What is sampling?

 

In music, sampling is the act of taking a portion of one sound recording and reusing it as an instrument or an audio recording in a different song or piece. Certainly, sampling is an art form that has generated many musical genres and underlies a flurry of endless artistic creativity. When it comes to sound design, sampling is the other-half of synthesis. Indeed, just about every electronic sound in the world was made using one or both of these two umbrella techniques. Generally speaking, most modern software synths are, to some degree, sample based.

 

NI Massive and FM8

 

In short, they repeat digital waveforms at auditory rates.

 

Granular Samplers

 

On the other hand, granular samplers synthesize sound by sequencing and/or randomizing thousands of tiny divisions of a sample called grains.

 

Spectrasonics Omnisphere and NI Absynth

 

In addition, These hybrid synths allow you to generate a mix of samples and synthetic waveforms and affect them together, within one instance of the instrument

 

NI Battery

 

Basically, with this sampler, you can build integrated kits of programmable sounds, similar to classic MPCs.

 

NI Kontakt

 

Similarly, Kontakt is a sampler that builds playable exotic and traditional sounding instrument recordings.

 

The term sampler is typically given to purely sample-based instruments like Battery and Kontakt. These VSTs have several ways to control the playback of samples. Certain methods are more effective for certain practices than others. Here are 5 common ways to configure sampler playback.

 

Methods

 

One-Shots

 

First of all, this is the simplest, most linear method of sampling. Like a soundboard, the audio file plays in its entirety each time it is triggered. Therefore, Most MPC-style samplers like Battery default to one-shot mode (volume envelope disabled).

Therefore, Ideal for arranging songs out of pre-produced samples because it preserves their duration and amplitude contours.

 

Envelope-Controlled Samples 

 

On the contrary, here the time-based envelope defines the sample’s amplitude contour. Great for making variations of the same sample.

As a result, The module below is the envelope for controlling samples in Battery 4. Click the power button (top left) to enable it.

 

smp1

 

Looping Samples 

 

In brief, in this method samples sustain themselves by repeating a certain portion until the release of the trigger.

This is great for making longer, evolving, ambient samples, and glitch sounds.

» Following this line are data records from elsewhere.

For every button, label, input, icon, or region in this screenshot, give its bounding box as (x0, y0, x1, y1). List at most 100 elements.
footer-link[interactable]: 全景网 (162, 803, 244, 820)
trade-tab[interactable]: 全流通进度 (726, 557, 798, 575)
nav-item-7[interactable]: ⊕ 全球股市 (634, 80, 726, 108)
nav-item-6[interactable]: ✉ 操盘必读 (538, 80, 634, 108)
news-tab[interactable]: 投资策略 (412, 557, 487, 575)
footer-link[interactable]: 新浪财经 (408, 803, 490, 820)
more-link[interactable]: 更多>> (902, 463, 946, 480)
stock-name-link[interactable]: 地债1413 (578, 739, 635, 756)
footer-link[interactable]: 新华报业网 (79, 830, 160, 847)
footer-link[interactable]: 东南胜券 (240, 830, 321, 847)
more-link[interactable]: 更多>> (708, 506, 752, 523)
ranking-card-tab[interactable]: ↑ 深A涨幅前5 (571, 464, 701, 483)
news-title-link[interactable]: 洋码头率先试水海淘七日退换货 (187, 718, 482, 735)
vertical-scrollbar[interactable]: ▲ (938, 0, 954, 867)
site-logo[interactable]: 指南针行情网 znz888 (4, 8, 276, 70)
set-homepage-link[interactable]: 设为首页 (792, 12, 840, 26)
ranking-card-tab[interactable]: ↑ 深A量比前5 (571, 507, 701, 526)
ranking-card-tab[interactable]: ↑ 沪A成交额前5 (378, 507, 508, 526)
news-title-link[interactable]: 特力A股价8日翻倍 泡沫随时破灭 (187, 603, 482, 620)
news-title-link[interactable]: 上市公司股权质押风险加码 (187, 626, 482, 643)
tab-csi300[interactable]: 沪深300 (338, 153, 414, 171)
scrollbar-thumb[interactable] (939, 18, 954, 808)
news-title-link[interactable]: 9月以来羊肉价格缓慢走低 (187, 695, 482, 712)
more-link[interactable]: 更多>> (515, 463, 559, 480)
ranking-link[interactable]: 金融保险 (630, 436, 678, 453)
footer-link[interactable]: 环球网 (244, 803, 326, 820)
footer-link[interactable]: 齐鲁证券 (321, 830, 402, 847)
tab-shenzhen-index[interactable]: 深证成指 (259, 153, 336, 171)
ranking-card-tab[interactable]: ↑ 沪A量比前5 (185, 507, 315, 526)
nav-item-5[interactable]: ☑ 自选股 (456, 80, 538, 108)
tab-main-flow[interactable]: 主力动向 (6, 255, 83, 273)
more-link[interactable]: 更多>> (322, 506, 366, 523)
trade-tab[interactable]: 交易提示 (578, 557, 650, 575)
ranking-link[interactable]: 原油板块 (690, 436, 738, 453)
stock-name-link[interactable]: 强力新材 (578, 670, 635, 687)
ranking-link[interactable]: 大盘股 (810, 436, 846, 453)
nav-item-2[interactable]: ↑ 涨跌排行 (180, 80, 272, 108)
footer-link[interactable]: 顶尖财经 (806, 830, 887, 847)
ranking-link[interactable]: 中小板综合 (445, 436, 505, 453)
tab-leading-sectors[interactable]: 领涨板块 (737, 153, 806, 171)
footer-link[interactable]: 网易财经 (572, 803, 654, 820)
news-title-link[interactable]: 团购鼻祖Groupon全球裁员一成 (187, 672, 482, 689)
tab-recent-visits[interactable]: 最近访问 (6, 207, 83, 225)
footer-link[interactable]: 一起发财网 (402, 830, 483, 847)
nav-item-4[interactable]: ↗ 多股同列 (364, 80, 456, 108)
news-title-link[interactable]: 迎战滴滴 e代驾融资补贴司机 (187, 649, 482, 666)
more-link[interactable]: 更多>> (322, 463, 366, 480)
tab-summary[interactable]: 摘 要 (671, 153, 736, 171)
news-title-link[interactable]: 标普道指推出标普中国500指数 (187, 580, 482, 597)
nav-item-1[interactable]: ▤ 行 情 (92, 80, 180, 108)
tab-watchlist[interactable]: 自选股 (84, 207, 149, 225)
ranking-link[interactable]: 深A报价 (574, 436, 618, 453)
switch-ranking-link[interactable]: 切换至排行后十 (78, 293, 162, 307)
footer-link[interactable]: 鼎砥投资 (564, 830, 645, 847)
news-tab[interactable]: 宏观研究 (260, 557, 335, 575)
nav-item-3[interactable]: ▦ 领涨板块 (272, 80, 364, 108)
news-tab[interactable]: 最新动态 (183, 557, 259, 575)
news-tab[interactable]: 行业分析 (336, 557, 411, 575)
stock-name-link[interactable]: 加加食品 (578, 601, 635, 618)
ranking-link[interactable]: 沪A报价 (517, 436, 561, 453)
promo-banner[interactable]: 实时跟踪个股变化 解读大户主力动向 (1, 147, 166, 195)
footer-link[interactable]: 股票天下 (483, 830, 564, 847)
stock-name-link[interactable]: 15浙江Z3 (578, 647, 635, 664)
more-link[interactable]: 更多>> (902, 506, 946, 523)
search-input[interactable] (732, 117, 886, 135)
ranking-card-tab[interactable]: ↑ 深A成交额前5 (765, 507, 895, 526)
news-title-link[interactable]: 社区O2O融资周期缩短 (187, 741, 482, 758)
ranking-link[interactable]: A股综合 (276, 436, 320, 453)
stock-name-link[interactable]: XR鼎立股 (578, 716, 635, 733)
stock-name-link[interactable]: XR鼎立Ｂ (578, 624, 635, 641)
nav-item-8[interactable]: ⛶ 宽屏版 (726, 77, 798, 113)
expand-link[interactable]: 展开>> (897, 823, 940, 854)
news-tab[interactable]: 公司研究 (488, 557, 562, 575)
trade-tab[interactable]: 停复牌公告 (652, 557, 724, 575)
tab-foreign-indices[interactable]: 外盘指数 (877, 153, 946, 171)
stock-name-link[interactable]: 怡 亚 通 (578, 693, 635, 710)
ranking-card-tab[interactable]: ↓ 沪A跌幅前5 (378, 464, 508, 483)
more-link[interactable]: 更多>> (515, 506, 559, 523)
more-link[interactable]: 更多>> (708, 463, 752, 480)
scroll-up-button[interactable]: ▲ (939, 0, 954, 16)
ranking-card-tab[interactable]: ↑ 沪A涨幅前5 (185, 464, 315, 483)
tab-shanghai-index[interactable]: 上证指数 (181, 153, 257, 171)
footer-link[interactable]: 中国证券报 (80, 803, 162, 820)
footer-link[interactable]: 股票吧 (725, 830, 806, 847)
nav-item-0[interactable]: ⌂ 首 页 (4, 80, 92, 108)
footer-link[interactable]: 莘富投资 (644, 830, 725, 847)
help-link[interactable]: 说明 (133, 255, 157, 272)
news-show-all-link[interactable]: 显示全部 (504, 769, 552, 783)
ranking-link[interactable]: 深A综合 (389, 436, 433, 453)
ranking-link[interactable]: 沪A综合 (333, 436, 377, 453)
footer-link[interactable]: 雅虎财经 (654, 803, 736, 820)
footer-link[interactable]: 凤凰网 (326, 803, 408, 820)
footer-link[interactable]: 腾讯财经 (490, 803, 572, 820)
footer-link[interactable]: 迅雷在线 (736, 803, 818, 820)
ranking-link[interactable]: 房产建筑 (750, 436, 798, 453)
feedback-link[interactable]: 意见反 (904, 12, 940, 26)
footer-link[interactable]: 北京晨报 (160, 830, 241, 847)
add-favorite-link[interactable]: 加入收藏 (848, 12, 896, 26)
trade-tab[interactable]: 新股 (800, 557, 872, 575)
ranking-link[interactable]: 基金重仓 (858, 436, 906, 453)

To summarize, you will find loop features here in the editing windows of both Kontakt and Battery.

 

loop editor

looper bat

 

Sampled Instruments

 

Sampled instruments map a sample over a range of notes. Also, they re-sample the samples for each note. Therefore, its scaling is like a keyboard. Consequently, great for making melodic and harmonious instruments out of a recording.

Make sampled instruments in Kontakt by dragging an audio file into the mapping editor and extending it across a range of keys (or the entire keyboard if you want).

 

sampled inst

 

Multi-Sampled Instruments 

 

Multiple samples are mapped over a range of notes and transposed if necessary. That is why this is ideal for creating authentic sample-based emulations of real instruments.

Great for designing intricate, “playable” exotic sounds.

Make multi-sampled instruments in Kontakt by dragging multiple samples into the mapping editor. You can trigger them together or on separate notes. Additionally, you can map them to velocity levels or at certain velocity ranges.